Liena Kononova era una encantadora kievita de origen judío que trabajaba como guía para la agencia estatal Intourist. Con varios idiomas, entre ellos inglés, italiano y español, que manejaba elegantemente, recorría con inusual desplante la plaza Bessarabskaya, se extasiaba frente al monumento de Taras Shevchenko, o caminaba despacio por la arteria urbana central Krischatik, contando a sus clientes las historias de antaño, desde la época de la Rus de Kiev hasta nuestros días. En verano o en invierno, se la veía atravesar el interior del monasterio de la Kievo-Pecherskaya Lavra, o por la calle Kirov entre el hotel Kiev y el Palacio Mariinski, pero lo que nadie sabia realmente era que su mente estaba en ese momento vagando por los rincones de La Habana y las arenas cálidas de Varadero, porque allá, en esa isla lejana, había quedado entusiasmada desde hacía algún tiempo con un guitarrista que la arrullaba todas las noches frente al mar con sus lánguidos y eternos boleros. Qué Guidropark, ni qué Puente de Peatones Parkovi con vista al descomunal y anchuroso Dnieper, si a nueve mil kilómetros estaba Ernesto lustrando su alma caribeña entre espléndidos sones y dóciles boleros.

"Aprende a querer, como te estoy queriendo,
Aprende a morir, como me muero yo por ti,
Aprende a sufrir, lo que hoy yo estoy sufriendo,
por el amor que siento por ti......"

Así postergaba Liena Kononova un tentador viaje a la India o a España por un tour a Cuba. Para mitigar su chispa de mujer ardiente, ávida de emociones fuertes, y reencontrarse con sus íntimos deseos, dejaba sus abedules y atravesaba el Atlántico con aire triunfante. Atrás quedaba la poesía de Lesia Ukrainka, relegada ante el embrujo de las décimas afrocubanas. En una de esas ocasiones, cuando ella registraba los grandes almacenes frente a la Plaza de la Victoria, para acarrear cosillas a la isla, la contactó Stanislav Krauchenko. Conocedores ambos de las vicisitudes por las que atravesaban los cubanos y motivados por las ansias de ayudar, torciendo además la tradición milenaria de regalar matrioschkas rusas, decidieron cosas más útiles como latas de carne, embutidos y colonias.

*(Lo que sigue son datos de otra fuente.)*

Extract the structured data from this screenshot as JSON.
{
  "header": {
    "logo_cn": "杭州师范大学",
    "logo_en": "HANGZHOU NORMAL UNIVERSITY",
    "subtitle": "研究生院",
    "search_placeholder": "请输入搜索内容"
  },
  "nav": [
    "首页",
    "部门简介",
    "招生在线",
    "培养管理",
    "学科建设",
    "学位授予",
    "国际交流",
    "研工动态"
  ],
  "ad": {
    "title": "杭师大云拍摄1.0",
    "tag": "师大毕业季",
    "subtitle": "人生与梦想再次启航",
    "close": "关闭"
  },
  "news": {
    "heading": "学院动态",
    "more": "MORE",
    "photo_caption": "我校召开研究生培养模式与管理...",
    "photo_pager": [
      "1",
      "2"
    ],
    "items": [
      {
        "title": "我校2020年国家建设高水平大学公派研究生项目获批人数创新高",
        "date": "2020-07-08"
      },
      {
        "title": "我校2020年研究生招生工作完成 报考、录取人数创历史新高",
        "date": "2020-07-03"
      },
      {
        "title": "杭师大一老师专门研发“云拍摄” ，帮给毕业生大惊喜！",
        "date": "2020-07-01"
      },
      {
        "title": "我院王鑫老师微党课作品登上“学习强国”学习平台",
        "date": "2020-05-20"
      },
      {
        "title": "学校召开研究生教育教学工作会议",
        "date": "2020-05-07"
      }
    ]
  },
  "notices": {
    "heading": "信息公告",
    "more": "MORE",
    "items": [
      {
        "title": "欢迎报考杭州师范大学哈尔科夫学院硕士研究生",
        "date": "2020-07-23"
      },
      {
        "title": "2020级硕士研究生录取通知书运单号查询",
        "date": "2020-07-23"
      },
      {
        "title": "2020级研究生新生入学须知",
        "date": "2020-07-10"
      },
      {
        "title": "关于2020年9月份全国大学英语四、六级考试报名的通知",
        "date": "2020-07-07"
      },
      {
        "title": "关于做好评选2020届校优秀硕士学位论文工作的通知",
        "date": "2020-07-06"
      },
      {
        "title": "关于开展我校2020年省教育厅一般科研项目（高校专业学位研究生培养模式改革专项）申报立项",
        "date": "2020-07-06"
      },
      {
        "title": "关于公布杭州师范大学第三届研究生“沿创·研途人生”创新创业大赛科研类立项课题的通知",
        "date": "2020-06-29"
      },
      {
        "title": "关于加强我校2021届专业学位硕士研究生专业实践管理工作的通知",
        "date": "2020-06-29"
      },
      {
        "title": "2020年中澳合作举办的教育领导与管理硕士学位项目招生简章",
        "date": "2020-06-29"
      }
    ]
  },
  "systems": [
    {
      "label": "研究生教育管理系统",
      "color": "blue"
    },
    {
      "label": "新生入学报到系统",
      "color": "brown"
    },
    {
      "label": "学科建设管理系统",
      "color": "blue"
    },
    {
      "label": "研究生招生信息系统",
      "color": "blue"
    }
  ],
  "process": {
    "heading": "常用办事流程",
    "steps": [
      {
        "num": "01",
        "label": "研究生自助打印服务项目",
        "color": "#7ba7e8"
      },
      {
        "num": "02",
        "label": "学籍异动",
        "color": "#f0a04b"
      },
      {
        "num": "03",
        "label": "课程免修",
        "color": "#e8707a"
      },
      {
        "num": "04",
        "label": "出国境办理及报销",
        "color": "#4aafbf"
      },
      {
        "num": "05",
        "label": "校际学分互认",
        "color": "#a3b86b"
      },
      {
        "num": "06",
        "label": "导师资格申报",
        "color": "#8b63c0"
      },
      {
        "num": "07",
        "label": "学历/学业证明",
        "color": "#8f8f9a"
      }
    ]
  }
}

Liena se ofreció a portar la caja de jabón de olor que Stanislav le compró a Manuel. Pesaba sus buenos kilos pero no podía rehusar porque Stanislav era un buen chico al que no se le podía decir que no y Manuel era un isleño muy querido y además necesitado.

Veinticuatro horas después estaba Liena Kononova respirando aroma a mar y salitre dominguero en la terraza de su habitación en el céntrico hotel Habana Libre. Allí, mientras contemplaba el malecón y contaba las horas para reencontrarse con su pareja Ernesto, esperaba ansiosa a Manuel a quien debía pasarle el encargo. Manuel no estaba de servicio pero igual vistió su uniforme de guía de turismo para poder entrar al hotel sin levantar sospechas. Después de los saludos correspondientes, de un sin fin de historias sobre la marcha de la perestroika que llenó media mañana, Liena le entregó a Manuel la encomienda. El regalo era tentador pero el temor de que lo pillaran cargando aquel riesgoso cajón, lo embargaba totalmente.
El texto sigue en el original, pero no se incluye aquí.